7月23日 後場の相場概況

前場の日経平均は-294円安の22403円と大幅に3営業日続落しました。

朝方は、円高ドル安進行を嫌気して安く始まると先物売りで下げ幅を広げ、安値では-314円安

22383円まで下落して前引けにかけて安値圏での推移となりました。

先週末にトランプ米大統領が中国からの輸入品すべてに関税を課す考えを表明するなど米中貿易摩擦への

警戒が再燃したことから円高ドル安が進行し、輸出採算改善への期待が後退して輸出関連株中心に

売りが広がりました。

一方で、日銀が長期金利の誘導目標の柔軟化を検討するなどの報道を受けて長期金利が上昇し、

銀行、保険などの金融株が上昇しました。

 

◆けさは、円高ドル安を受けて輸出株などを中心に売りが広がって安く始まりました。

その後も110円台後半まで円高ドル安が進行したことから先物売りが出ると、それに連れて

裁定解消売りが出て日経平均は下げ幅を拡大しました。

一方で22日付の日本経済新聞朝刊が、30日から31日まで開かれる日銀金融政策決定会合では、

長引く緩和の副作用にどう配慮すべきかを検討すると報じたことから、日銀が長期金利目標やETFなど

資産買い入れ手法の柔軟化などを選択肢に、金融緩和策の持続性を高める方策の検討に入ったことが

明らかになりました。

これを受けて金利上昇期待から銀行株などが買われた一方で、日銀のETF買いが打ち止めになるとの

思惑から日経平均への寄与度の高い銘柄が売られました。

日経平均をTOPIXで割ったNT倍率は先週末の13.01倍から一時12.85倍まで急低下しています。

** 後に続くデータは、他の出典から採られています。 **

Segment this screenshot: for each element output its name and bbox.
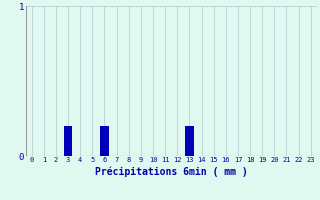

東証1部の売買代金は1兆556億円、騰落銘柄数は値上がり1049銘柄、値下がり941銘柄、

日経225採用銘柄では値上がり70銘柄、値下がり147銘柄となりました。

注目すべきは売買自体は引き続き閑散であることと、東証1部全体では値上がり銘柄数の方が多く、

日経平均の大幅下落は先物売りに誘発された裁定解消売りから来ているということです。

裁定解消売りの影響でファーストリテが約99円、ソフトバンクが約23円、ファナックが約21円など

日経平均を押し下げています。

日経ジャスダック平均は続落、東証マザーズ指数は反落しています。

日経平均のテクニカル指標はだいぶ調整が進んできてはいますが、まだ高値圏を示唆するものもあります。

ただココからさらに下に振れてきた場合には、一度はリバウンドしやすい水準まで来たと思います。

まだ安心して買える位置ではありませんが、余裕を持って段階的に買い下がって、リバウンドを

取りに行くことができるイメージになりつつあると思います。